Wednesday, November 28, 2012

Dealing with Doctors Who Only Take Cash

Link

As to why doctors decide to switch to a concierge practice, the answer is almost always frustration.
“About four years ago, one insurance company was driving me crazy saying I had to fax documents to show I had done a visit,” said Stanford Owen, an internal medical doctor in Gulfport, Miss. “At 2 a.m., I woke up and said, ‘This is it.’ ”
Dr. Owen stopped accepting all insurance and now charges his 1,000 patients $38 a month.
“When I decided to abandon insurance, I didn’t want to lose my patient base and make it unaffordable,” he said. “I have everything from waitresses and shrimpers to international businessmen. It’s a concierge model, but it’s also the personal doctor model.”
Dr. Owen, who once had three nurses and 10 examining rooms, said it was now just him and a receptionist.

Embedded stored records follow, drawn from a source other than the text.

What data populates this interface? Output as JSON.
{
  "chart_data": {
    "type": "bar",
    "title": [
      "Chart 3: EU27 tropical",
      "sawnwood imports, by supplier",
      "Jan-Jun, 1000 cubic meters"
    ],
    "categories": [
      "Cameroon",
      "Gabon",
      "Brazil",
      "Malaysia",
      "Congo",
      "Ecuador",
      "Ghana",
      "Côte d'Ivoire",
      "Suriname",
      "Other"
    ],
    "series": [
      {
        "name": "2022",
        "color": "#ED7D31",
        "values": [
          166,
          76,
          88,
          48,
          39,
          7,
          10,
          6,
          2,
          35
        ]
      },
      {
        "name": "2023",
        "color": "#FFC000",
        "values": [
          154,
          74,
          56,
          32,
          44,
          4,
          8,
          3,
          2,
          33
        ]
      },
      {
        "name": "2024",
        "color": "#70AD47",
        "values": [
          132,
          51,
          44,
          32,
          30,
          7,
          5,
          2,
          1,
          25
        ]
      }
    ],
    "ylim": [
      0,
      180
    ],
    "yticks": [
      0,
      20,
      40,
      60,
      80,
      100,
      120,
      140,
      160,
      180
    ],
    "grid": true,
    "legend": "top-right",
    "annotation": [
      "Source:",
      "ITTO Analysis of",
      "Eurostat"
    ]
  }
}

He has become obsessed with keeping overhead low, but he said that, for the first time since the 1990s, his income was going up.
(..)
The biggest concern for a doctor is running afoul of insurance regulations that prevent doctors from billing twice for the same service — for the care, which is submitted to the insurance company, and for the concierge fee, if the fee doesn’t cover something extra. Some insurance companies also bar doctors from offering concierge services.

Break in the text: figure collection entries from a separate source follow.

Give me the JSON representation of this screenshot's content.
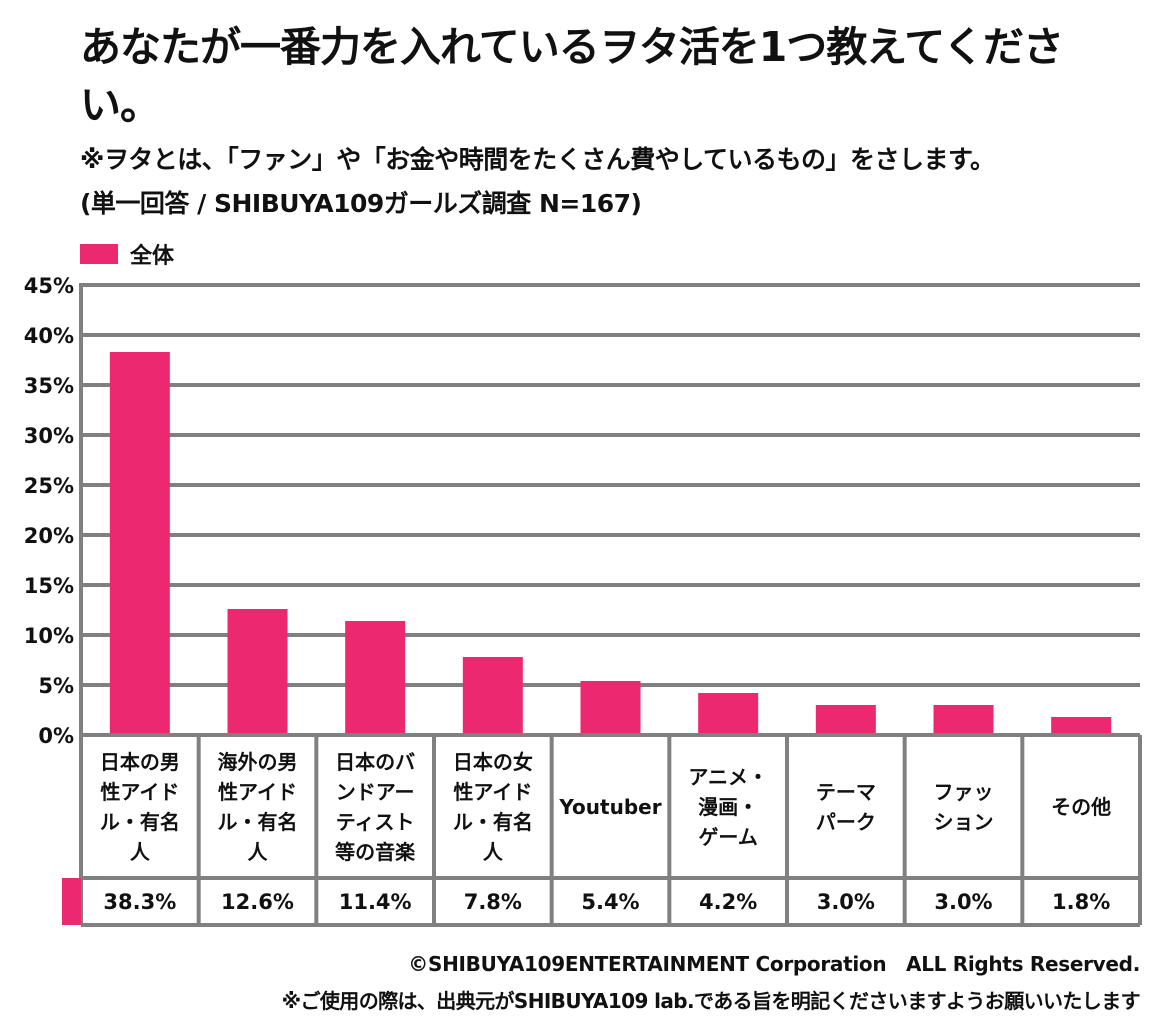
{
  "title": "あなたが一番力を入れているヲタ活を1つ教えてください。",
  "subtitle": "※ヲタとは、「ファン」や「お金や時間をたくさん費やしているもの」をさします。",
  "subtitle2": "(単一回答 / SHIBUYA109ガールズ調査 N=167)",
  "footer": {
    "copyright": "©SHIBUYA109ENTERTAINMENT Corporation　ALL Rights Reserved.",
    "notice": "※ご使用の際は、出典元がSHIBUYA109 lab.である旨を明記くださいますようお願いいたします"
  },
  "colors": {
    "bar": "#ec2870",
    "grid": "#808080"
  },
  "chart_data": {
    "type": "bar",
    "title": "あなたが一番力を入れているヲタ活を1つ教えてください。",
    "xlabel": "",
    "ylabel": "",
    "ylim": [
      0,
      45
    ],
    "yticks": [
      0,
      5,
      10,
      15,
      20,
      25,
      30,
      35,
      40,
      45
    ],
    "ytick_labels": [
      "0%",
      "5%",
      "10%",
      "15%",
      "20%",
      "25%",
      "30%",
      "35%",
      "40%",
      "45%"
    ],
    "grid": true,
    "legend_position": "top-left",
    "categories": [
      "日本の男\n性アイド\nル・有名\n人",
      "海外の男\n性アイド\nル・有名\n人",
      "日本のバ\nンドアー\nティスト\n等の音楽",
      "日本の女\n性アイド\nル・有名\n人",
      "Youtuber",
      "アニメ・\n漫画・\nゲーム",
      "テーマ\nパーク",
      "ファッ\nション",
      "その他"
    ],
    "series": [
      {
        "name": "全体",
        "values": [
          38.3,
          12.6,
          11.4,
          7.8,
          5.4,
          4.2,
          3.0,
          3.0,
          1.8
        ],
        "value_labels": [
          "38.3%",
          "12.6%",
          "11.4%",
          "7.8%",
          "5.4%",
          "4.2%",
          "3.0%",
          "3.0%",
          "1.8%"
        ]
      }
    ]
  }
}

David Hilgers, chairman of the law firm Brown McCarroll, said the risk to a doctor with a practice dependent on Medicare reimbursements was particularly acute.
“Medicare will not allow you to charge a patient in addition to what the government pays,” Mr. Hilgers said. “There is a risk of losing your practice and your license and being penalized by the federal government for doing so.”